Ajay Mehra & Anr. Vs. Durgesh Babu & Ors.
(Arising out of SLP (Crl.) No. 3907/1999)
(Arising out of SLP (Crl.) No. 3907/1999)
Criminal Procedure Code, 1973
Section 482 with Indian Penal Code, 1860 – Section 420 and 406 – Quashing of cognizance of offence – Private complaint – Summons issued for offences under Section 406 and 420 IPC – In revision, accused asked to move the Magistrate – When moved, Magistrate finding that ingredients of Section 420 not pleaded but justifying process for offence under Section 406 – Accused again moving High Court, which refused to interfere. Held that stage of consideration of other material, as contended has not arrived. Liberty given to plead before Magistrate if offence under Section 406 is made out or not. (Para 4)
1. Leave granted.
2. Heard Mr. Dave for the accused appellants and Mr. Jain for the complainant respondents. On the basis of a complaint alleging commission of offence under Section 406/420, the Magistrate took cognizance and issued process on 11.9.1998. The accused thereaft-er immediately approached the High Court invoking jurisdiction under Section 482. The High Court thought it appropriate that the accused has approached prematurely and directed that the accused may approach the Magistrate again for recalling the process, obviously following the judgment of this Court in Mathew’s case. Accused then approached the Magistrate and Magistrate after reconsideration of the matter came to hold that the complainant did not mention that the accused have dishonestly and with mala fide intentions induced the complainant or had induced in any manner about the receiving of the amount in a dishonest manner and the ingredients of the offence under Section 420 do not appear. But all the same, the Magistrate was of the opinion that, that should be a matter for trial and there is no infirmity in issuing process so far as the offence under Section 406 is concerned. The Magistrate, however, was of the opinion that the necessary ingre-dients for offence under Section 420 having not been established, he recalled the issuance of process so far as the Section 420 is concerned. The accused then approached the High Court under Section 482. The High Court by the impugned order came to hold that it would not be possible to hold that on the basis of the statement in the complaint as well as the statements made by the complainant and his witnesses under Section 202 that no case under Section 406 has been made out, and accordingly refused to invoke its jurisdiction under Section 482. The High Court, howev-er, further observed that the Magistrate may re-consider the question of framing of charge under Section 420 under the avail-able materials.

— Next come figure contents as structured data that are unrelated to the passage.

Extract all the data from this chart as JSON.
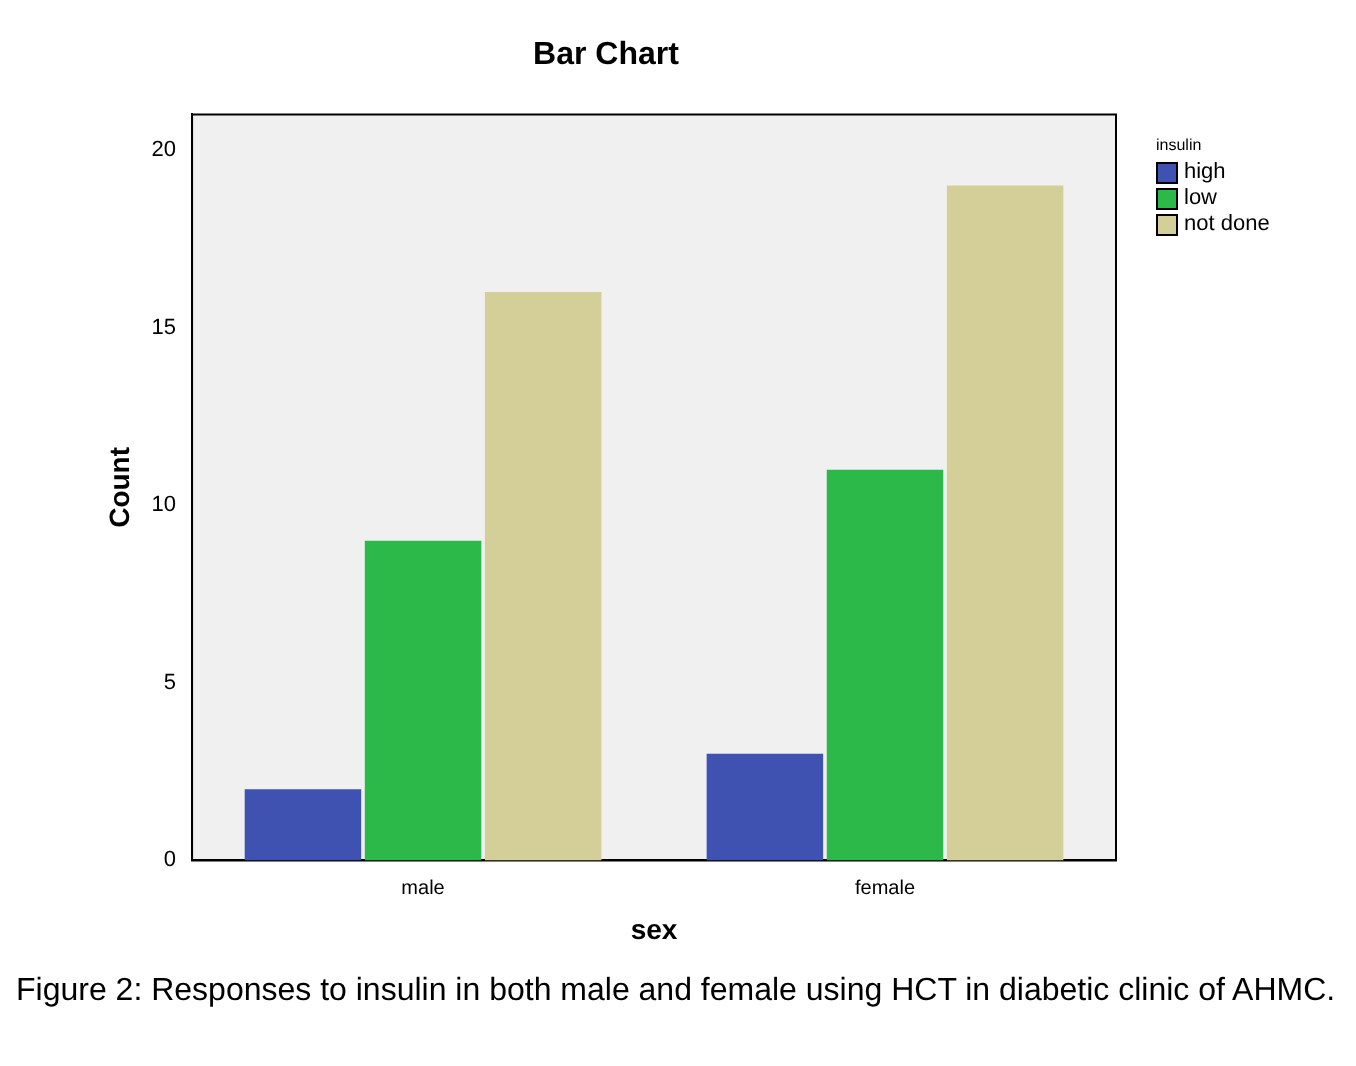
{
  "chart_data": {
    "type": "bar",
    "title": "Bar Chart",
    "xlabel": "sex",
    "ylabel": "Count",
    "legend_title": "insulin",
    "categories": [
      "male",
      "female"
    ],
    "series": [
      {
        "name": "high",
        "color": "#3f51b1",
        "values": [
          2,
          3
        ]
      },
      {
        "name": "low",
        "color": "#2db84a",
        "values": [
          9,
          11
        ]
      },
      {
        "name": "not done",
        "color": "#d4cf98",
        "values": [
          16,
          19
        ]
      }
    ],
    "ylim": [
      0,
      21
    ],
    "yticks": [
      0,
      5,
      10,
      15,
      20
    ],
    "grid": false,
    "legend": "top right",
    "annotations": [
      "Figure 2: Responses to insulin in both male and female using HCT in diabetic clinic of AHMC."
    ]
  }
}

3. Mr. Dave, the learned senior Counsel appearing for the accused appellants contends that on the vague assertions made in the complaint read with the statements of the complainant and his witnesses in the enquiry under Section 202 and in view of the conclusion of the Magistrate while considering the application for recalling of the process, the High Court failed to exercise its jurisdiction under Section 482 allowing the criminal proceed-ings to be continued which would be ultimately the abuse of the process of the Court. Mr. Jain, learned senior Counsel appearing for the complainant respondents, on the other hand, contended that the statement of the complainant, if read with the asser-tions in the complaint, undoubtedly satisfies the basic ingredi-ents for taking cognizance of the offence under Section 406 as well as under Section 420, and therefore there is no infirmity with the order of the High Court so as to be interfered with by this Court under Article 136 of the Constitution.

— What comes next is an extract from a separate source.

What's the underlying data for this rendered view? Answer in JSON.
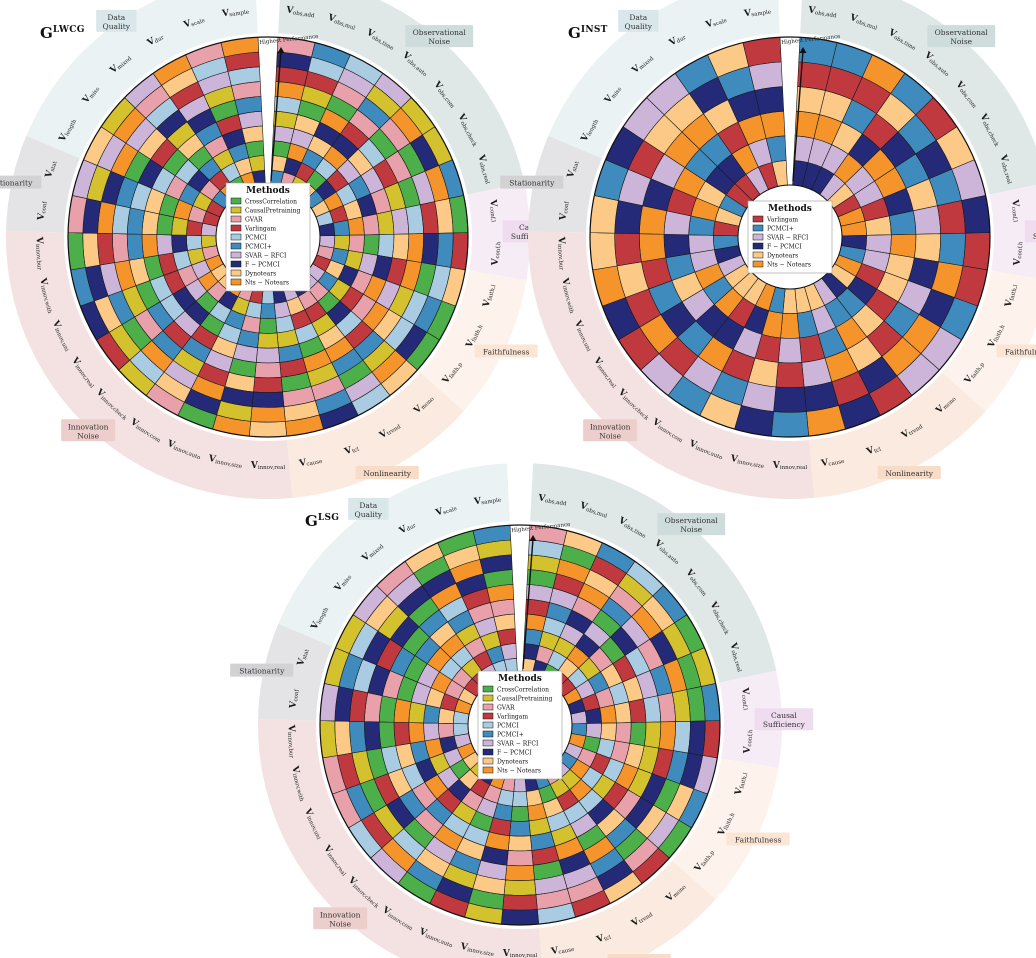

4. Having examined the rival contentions and having applied our mind to the assertions made in the complaint as well as the statement of the complainant in the enquiry under Section 202, we have no hesitation to come to a conclusion that the ingredients of offence under Section 419 have not been made out and therefore the question of requiring the accused to face trial under Section 420 cannot be sustained. The further question, however, still remains to be considered whether on those materials would it be open for the Court to quash the cognizance under Section 406 or it would be a matter for trial. Mr. Dave, however, contended that while framing of charge the Court was duty bound to look into the prime facie materials and in that connection he wanted to press before us the several materials including the notice issued. But that stage, in our opinion, has not reached in the case. The Magistrate has merely taken cognizance of the offence and has issued process and therefore at this stage the question of con-sideration of other materials does not arise and Court will have to take a view taking into account the fact that all the state-ments made in the complaint as well as the statement made under Section 202, if taken on its face value, an offence can be said to have made out. Applying that standard, we are of the consid-ered opinion that there is no error in taking cognizance of the offence, though we make it clear that it would be open to the accused while framing charge to argue as to whether the materials do permit framing of charge in the case in hand.
5. The appeal is accordingly disposed of.
6. It will be open for the accused to move the Magistrate for exempting appearance under Section 205 of Cr.P.C.